Urban Cycling Institute, vervolg in fietsonderzoek
Lucas Harms heeft afgelopen jaren met UVA-collega’s Marco te Brömmelstroet en Roland Kager het Nederlandse fietsonderzoek een boost gegeven. Een vervolg is broodnodig, vindt hij. In Amsterdam start per 1 januari het Urban Cycling Institute. Een interview met Harms, tijdens het Nationaal Fietscongres.
Wat op de ochtend van het symposium Cycling Cities tijdens het Nationaal Fietscongres vooral duidelijk wordt, is dat het onderwerp fiets in de lift zit in wetenschappelijke kring. In krap anderhalf jaar heeft Harms met collega’s het fietsonderzoek een flinke duw kunnen geven, dankzij geld van NWO, in het kader van het VerDus-programma Duurzaam Bereikbare Randstad (DBR).
De resultaten van dit onderzoek zijn inmiddels op meerdere plekken gepresenteerd (bijvoorbeeld in Verkeerskunde 6/2014), en er is een Fietsberaad-publicatie (Fietsberaadpublicatie 26). Harms is hoopvol over het vervolg. ‘Het momentum is er om het fietsonderzoek verder uit te breiden. Ik heb echt het gevoel: er gebeurt heel veel en nu moeten we verder.’

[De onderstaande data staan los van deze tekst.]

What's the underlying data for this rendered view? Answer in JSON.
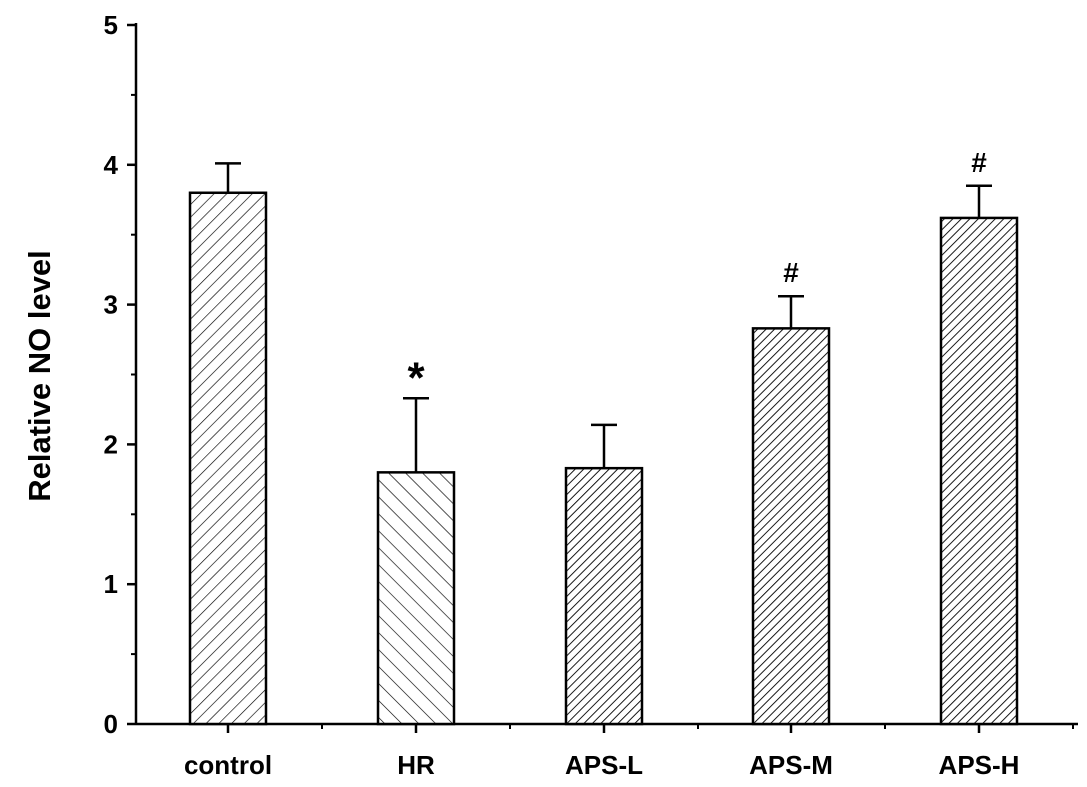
{
  "chart_data": {
    "type": "bar",
    "title": "",
    "xlabel": "",
    "ylabel": "Relative NO level",
    "categories": [
      "control",
      "HR",
      "APS-L",
      "APS-M",
      "APS-H"
    ],
    "values": [
      3.8,
      1.8,
      1.83,
      2.83,
      3.62
    ],
    "error_upper": [
      4.01,
      2.33,
      2.14,
      3.06,
      3.85
    ],
    "annotations": [
      "",
      "*",
      "",
      "#",
      "#"
    ],
    "ylim": [
      0,
      5
    ],
    "yticks": [
      "0",
      "1",
      "2",
      "3",
      "4",
      "5"
    ],
    "grid": false,
    "legend": "none",
    "bar_fill": "hatched",
    "colors": {
      "bar_outline": "#000000",
      "hatch": "#000000",
      "background": "#ffffff"
    }
  }
}
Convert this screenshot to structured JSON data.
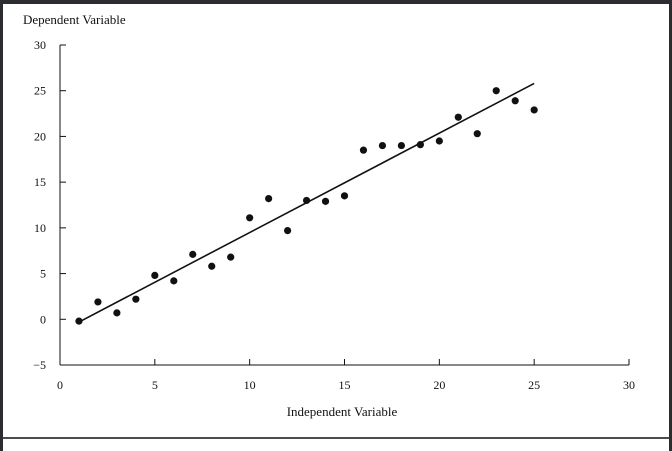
{
  "chart_data": {
    "type": "scatter",
    "xlabel": "Independent Variable",
    "ylabel": "Dependent Variable",
    "xlim": [
      0,
      30
    ],
    "ylim": [
      -5,
      30
    ],
    "x_ticks": [
      0,
      5,
      10,
      15,
      20,
      25,
      30
    ],
    "y_ticks": [
      -5,
      0,
      5,
      10,
      15,
      20,
      25,
      30
    ],
    "y_tick_labels": [
      "−5",
      "0",
      "5",
      "10",
      "15",
      "20",
      "25",
      "30"
    ],
    "grid": false,
    "points": {
      "x": [
        1,
        2,
        3,
        4,
        5,
        6,
        7,
        8,
        9,
        10,
        11,
        12,
        13,
        14,
        15,
        16,
        17,
        18,
        19,
        20,
        21,
        22,
        23,
        24,
        25
      ],
      "y": [
        -0.2,
        1.9,
        0.7,
        2.2,
        4.8,
        4.2,
        7.1,
        5.8,
        6.8,
        11.1,
        13.2,
        9.7,
        13.0,
        12.9,
        13.5,
        18.5,
        19.0,
        19.0,
        19.1,
        19.5,
        22.1,
        20.3,
        25.0,
        23.9,
        22.9
      ]
    },
    "fit_line": {
      "x": [
        1,
        25
      ],
      "y": [
        -0.3,
        25.8
      ]
    },
    "colors": {
      "points": "#111111",
      "line": "#111111"
    }
  }
}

De wetenschappelijke fietskennis is als een archipel van eilanden
Het plaatje van een archipel van eilanden, het beeld waarmee collega Marco te Brömmelstroet de ochtend afsloot, vindt Harms goed getroffen. ‘Zo ziet de huidige wetenschappelijk kennis van fietsen er nu uit. Het zijn allemaal plukjes kennis. Het gaat er nu om bruggen te bouwen.’ De DBR-onderzoeken waren vooral explorerende onderzoeken, zegt Harms. ‘We hebben bijvoorbeeld een aantal trends in fietsgebruik aangetoond, maar wat die ontwikkelingen veroorzaken dat weten we niet goed. Zo hebben we hypotheses kunnen opstellen over de effectiviteit van beleid. Daar zouden we graag verder mee willen.’
Enorme honger naar kennis over effectief fietsbeleid
Harms zou bijvoorbeeld dieper willen ingaan op de succesfactoren van fietsbeleid. ‘In het eerste onderzoek hebben we met allerlei gegevens, de Fietsbalans, het CBS en onze enquête, een aantal succesfactoren weten te bepalen, zowel wat betreft infra als zachte maatregelen. Maar welke combinaties van maatregelen werken bij welke doelgroepen? Ook ligt er de interessante vraag wat je van het Nederlandse fietsbeleid kunt exporteren. Er is een enorme honger naar kennis over effectief fietsbeleid. Maar wat maakt dat mensen gaan fietsen? Daarom zou ik meer willen weten over welke beleving en beeldvorming fietsen heeft voor verschillende bevolkingsgroepen. Wat doet bijvoorbeeld de derde generatie allochtonen als het gaat om fietsgebruik? Daarnaast is er meer structureel onderzoek nodig naar het gebruik van de e-bike. Kan de e-fiets bijvoorbeeld een rol spelen in het leefbaar en bereikbaar houden van krimpgebieden? En welke rol speelt het voertuig nu al in het woon-werkverkeer?
Urban Cycling Institute aan de UVA
Het fietsonderzoek krijgt een vervolg aan de universiteit van Amsterdam. Per 1 januari wordt daar het Urban Cycling Institute opgericht. Harms: ‘Daar gaan we in principe verder met onderzoek in het verlengde van wat we de afgelopen jaren hebben gedaan, dus met effectiviteit van fietsbeleid, met fiets en trein, zoals Roland Kager dat heeft uitgezet en met het onderzoeken en verbeteren van verkeerskundige ontwerpen zoals Marco Te Brömmelstroet dat nu in Amsterdam doet.’
Fietscommunity
De kans is groot dat de Fietscommunity die onderdeel was van het DBR-project doorgaat. Harms: ‘Ja, dat zou heel goed zijn. We hebben gemerkt dat het heel veel oplevert als wetenschap en praktijk samenkomen. Heel veel kennis over fietsen in Nederland zit bij praktijkmensen tussen de oren.’ Te Brömmelstroet en Harms twitterden samen onder de naam ‘fietsprofessor’. Nu is er een Amerikaan als fietsprofessor aangesteld (artikel hiernaast). Harms: ‘Ja, het is misschien jammer dat het geen Nederlander is, maar ik vind het vooral mooi dat er nu een fietsprofessor komt, het is een mooi statement.’